Тихая Зина была профессиональной проституткой – хипесницей. Ей отвели отдельную койку, остальные спали на нарах или на «вагонках».
Маленькая толстушка, курносая, очень синеглазая Аня Калининская, так ее называли в отличие от Ани Московской, рассказывала:
– У меня гонорея… Муж заразил – такой паразит. Ну, он агент по снабжению, все время по командировкам эва-эвона, туды-сюды, набрался тех гонококков и, сволочь такая, затаил. Приехал пьяный и лезет: «Давай, жена, что положено». Ну я уже потом, через сколько дней поняла, что больная, доктор мне все объяснили. Так муж, паразит, еще стал эвона права качать: «Это ты сама нагуляла!», ну и матом при детях… Ни стыда ни совести… И в тюрьму я через него попала. Их там эва-эвона была целая шайка-лейка: агенты, проводники поездные, шоферня – такие же паразиты колотырные. Ну, чего-то там покупали, продавали эваэвона, с Москвы, и с Ленинграда, и с Кавказа возили. А я в буфете работала при ресторане. Ну, когда-никогда, случалось, доставала продукты дефицитные без карточек.
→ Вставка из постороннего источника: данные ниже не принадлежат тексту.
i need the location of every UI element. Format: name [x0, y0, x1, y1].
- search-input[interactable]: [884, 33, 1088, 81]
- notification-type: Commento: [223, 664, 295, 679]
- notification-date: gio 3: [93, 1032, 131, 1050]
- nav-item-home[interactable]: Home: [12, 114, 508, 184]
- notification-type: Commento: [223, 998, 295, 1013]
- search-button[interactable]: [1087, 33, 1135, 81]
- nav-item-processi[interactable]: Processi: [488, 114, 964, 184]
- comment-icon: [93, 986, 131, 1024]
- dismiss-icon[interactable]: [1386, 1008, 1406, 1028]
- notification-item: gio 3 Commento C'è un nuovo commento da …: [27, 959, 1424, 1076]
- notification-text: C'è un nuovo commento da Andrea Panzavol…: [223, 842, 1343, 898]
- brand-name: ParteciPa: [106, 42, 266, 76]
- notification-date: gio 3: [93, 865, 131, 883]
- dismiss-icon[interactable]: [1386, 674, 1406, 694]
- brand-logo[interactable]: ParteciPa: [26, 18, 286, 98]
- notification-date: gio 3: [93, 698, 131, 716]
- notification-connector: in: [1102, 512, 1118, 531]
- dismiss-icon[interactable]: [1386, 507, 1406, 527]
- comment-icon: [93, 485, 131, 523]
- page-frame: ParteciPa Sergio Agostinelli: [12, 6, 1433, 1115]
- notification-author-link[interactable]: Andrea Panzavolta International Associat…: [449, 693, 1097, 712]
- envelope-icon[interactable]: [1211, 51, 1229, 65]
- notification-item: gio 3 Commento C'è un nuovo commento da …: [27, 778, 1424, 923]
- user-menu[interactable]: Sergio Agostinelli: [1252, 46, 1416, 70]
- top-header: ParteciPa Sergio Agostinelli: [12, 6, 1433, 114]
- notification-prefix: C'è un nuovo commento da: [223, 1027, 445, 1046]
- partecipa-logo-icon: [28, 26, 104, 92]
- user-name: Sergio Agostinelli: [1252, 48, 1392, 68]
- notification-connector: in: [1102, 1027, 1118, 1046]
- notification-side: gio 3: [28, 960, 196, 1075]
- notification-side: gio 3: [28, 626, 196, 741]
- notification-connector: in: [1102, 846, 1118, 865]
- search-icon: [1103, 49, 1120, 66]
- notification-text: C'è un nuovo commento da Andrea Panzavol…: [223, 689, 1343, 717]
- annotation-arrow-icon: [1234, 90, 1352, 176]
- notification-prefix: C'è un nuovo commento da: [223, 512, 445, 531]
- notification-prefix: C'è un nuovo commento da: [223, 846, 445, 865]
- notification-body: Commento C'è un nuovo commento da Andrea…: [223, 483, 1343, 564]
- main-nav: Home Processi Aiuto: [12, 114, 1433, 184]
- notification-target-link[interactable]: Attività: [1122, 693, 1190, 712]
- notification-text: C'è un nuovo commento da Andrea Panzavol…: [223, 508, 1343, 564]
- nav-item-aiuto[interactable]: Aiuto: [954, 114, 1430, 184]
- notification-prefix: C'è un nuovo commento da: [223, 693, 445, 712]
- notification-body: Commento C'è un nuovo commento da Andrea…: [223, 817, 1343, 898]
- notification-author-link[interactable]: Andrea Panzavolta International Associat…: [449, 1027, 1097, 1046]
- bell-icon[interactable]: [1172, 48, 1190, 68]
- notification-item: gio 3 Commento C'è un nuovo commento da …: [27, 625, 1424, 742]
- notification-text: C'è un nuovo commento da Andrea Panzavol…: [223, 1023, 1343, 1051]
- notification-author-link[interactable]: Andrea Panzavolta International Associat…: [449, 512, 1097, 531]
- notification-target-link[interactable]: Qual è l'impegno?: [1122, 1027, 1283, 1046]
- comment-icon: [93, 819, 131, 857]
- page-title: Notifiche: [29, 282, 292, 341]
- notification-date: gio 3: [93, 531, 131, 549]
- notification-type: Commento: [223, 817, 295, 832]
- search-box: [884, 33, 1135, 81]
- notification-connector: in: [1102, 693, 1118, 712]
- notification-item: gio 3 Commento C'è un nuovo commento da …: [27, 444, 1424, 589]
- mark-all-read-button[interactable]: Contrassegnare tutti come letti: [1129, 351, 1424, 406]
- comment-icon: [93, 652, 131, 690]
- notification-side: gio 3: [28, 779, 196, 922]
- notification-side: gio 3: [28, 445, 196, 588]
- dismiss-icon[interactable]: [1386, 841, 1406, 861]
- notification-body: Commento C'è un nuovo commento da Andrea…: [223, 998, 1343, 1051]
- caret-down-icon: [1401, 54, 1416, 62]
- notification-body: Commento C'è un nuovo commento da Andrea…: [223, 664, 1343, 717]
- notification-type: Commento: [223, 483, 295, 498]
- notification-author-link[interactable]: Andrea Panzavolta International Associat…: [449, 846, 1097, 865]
Вперед, конечно, для детей, а потом эва-эвона и для мужа, и для его дружков. Ну, когда знакомый там придет в буфет, тоже ведь нельзя не поднести, эвона там чего-ничего выпить и закусить. А они, паразиты, как сами погорели, так и на меня понесли – эва-эвона – и чего было, и чего не было. Им всем дали указ седьмого августа, и моему благоверному, заразе такой, тоже; всем по десятке отвесили. Ну а меня суд как-никак пожалел, двое детей, ведь и мамаша у меня старенькие; эвона и посчитали как простую спекуляцию, дали пять лет… Теперь бы мне эту гонорею вылечить, я бы вскорости сактировалась… Ну как актируются?! Я ведь еще женщина эвона не старая, а по моей статье беременных на шестом-седьмом месяце актируют… Если бы мне сейчас только здоровье, я бы гулять не стала, я не такая-какая, я самостоятельная женщина, я бы нашла себе мужчину, чтоб эва-эвона тоже самостоятельный и, конечно, здоровый, чистый. Ну вот с тобой, например, можно. И тебе удовольствие – верь, не пожалился бы, я ласковая девочка – а мне – актировка, на волю, эва-эвона домой, а что третье дите, так ведь где двое ртов, эва и на третий найдется… Ну и мужчина, если хороший и с малым сроком и с чувствами, может, когда-никогда эва-эвона подкинет своему ребенку… Но только вперед я вылечиться должна. А то если он от меня триппер заимеет, так он же эвона и побить и убить вполне может, а тогда уже не пожалишься и до шести месяцев, до актировки, не доживешь…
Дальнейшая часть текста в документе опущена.